Lorillard could have and should have sold a safer alternative product that did not addict Ms. Evans and cause her lung cancer. The Court wrote:
We decline to place addictive chemicals outside the reach of product liability and give them special protection akin to immunity based solely on the strength of their addictive qualities. . . . Rather, we conclude that, in determining as a matter of law whether the evidence presented at trial was sufficient for a reasonable jury to conclude that the plaintiff’s proposed design was a reasonable alternative to the defendant’s product, we must determine whether the design alternative unduly interfered with the performance of the product from the perspective of a rational, informed consumer, whose freedom of choice is not substantially impaired by addiction. Applying that standard to the evidence in this case, we conclude that a reasonable jury could find from the evidence presented that a low tar, low nicotine cigarette constituted a safer reasonable alternative to Lorillard’s Newport cigarettes. (emphasis added)
By “low tar, low nicotine cigarette,” the Court is not referring to brands that were deceptively marketed as “lights.” It means cigarettes that do not addict and expose consumers to an array of carcinogens. As a matter of law in Massachusetts, any cigarette sold that addicts or maintains the nicotine addiction of consumers is defective. That would include just about every cigarette sold in Massachusetts.
Mark Gottlieb, Director of the Public Health Advocacy Institute (PHAI), which is based at Northeastern University School of Law in Boston, was delighted with today’s ruling: “Florida has been a hotbed of tobacco litigation in recent years because cigarettes there are considered defective as a matter of law for a former class of addicted smokers. About 8,000 cases are awaiting trial in Florida. After today’s ruling, this is now the law in Massachusetts with the important difference that it applies to every plaintiff victim of cigarette industry products. I expect many more cases here to help to address the suffering of victims like Marie Evans who were needlessly addicted in their youth to a deadly product.”
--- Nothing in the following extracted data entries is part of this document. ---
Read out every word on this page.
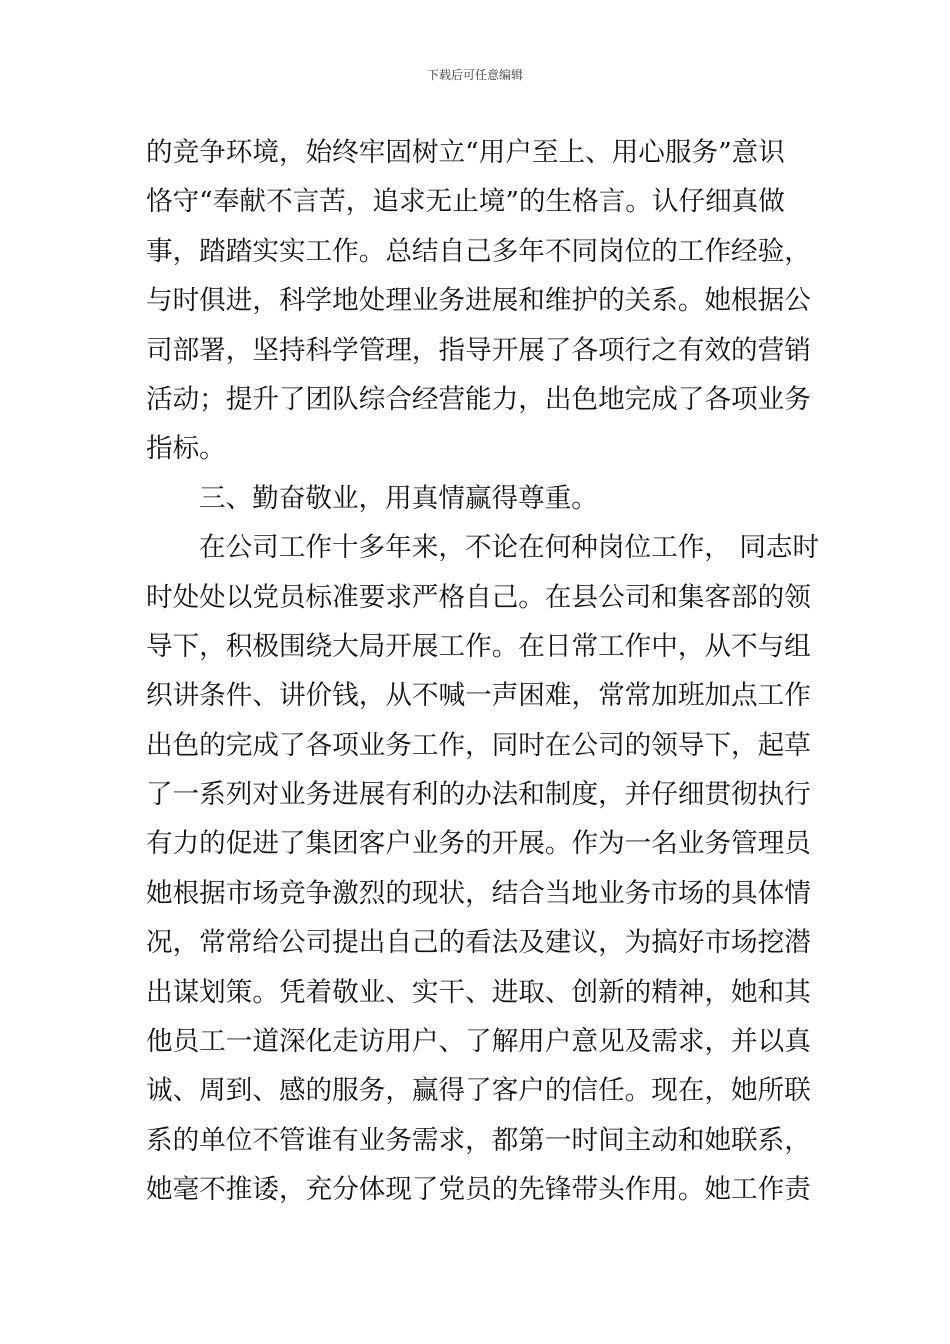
下载后可任意编辑
的竞争环境，始终牢固树立“用户至上、用心服务”意识
恪守“奉献不言苦，追求无止境”的生格言。认仔细真做
事，踏踏实实工作。总结自己多年不同岗位的工作经验，
与时俱进，科学地处理业务进展和维护的关系。她根据公
司部署，坚持科学管理，指导开展了各项行之有效的营销
活动；提升了团队综合经营能力，出色地完成了各项业务
指标。
三、勤奋敬业，用真情赢得尊重。
在公司工作十多年来，不论在何种岗位工作， 同志时
时处处以党员标准要求严格自己。在县公司和集客部的领
导下，积极围绕大局开展工作。在日常工作中，从不与组
织讲条件、讲价钱，从不喊一声困难，常常加班加点工作
出色的完成了各项业务工作，同时在公司的领导下，起草
了一系列对业务进展有利的办法和制度，并仔细贯彻执行
有力的促进了集团客户业务的开展。作为一名业务管理员
她根据市场竞争激烈的现状，结合当地业务市场的具体情
况，常常给公司提出自己的看法及建议，为搞好市场挖潜
出谋划策。凭着敬业、实干、进取、创新的精神，她和其
他员工一道深化走访用户、了解用户意见及需求，并以真
诚、周到、感的服务，赢得了客户的信任。现在，她所联
系的单位不管谁有业务需求，都第一时间主动和她联系，
她毫不推诿，充分体现了党员的先锋带头作用。她工作责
Edward L. Sweda, Jr., Senior Attorney for PHAI, added that, “It is high time that Lorillard is forced to pay the Evans family for the suffering caused by its outrageous practice of giving away deadly and addictive Newport cigarettes to children near housing projects. This company’s profiteering for decades on the backs of African Americans must come to an end and today’s ruling is an important step in that process.”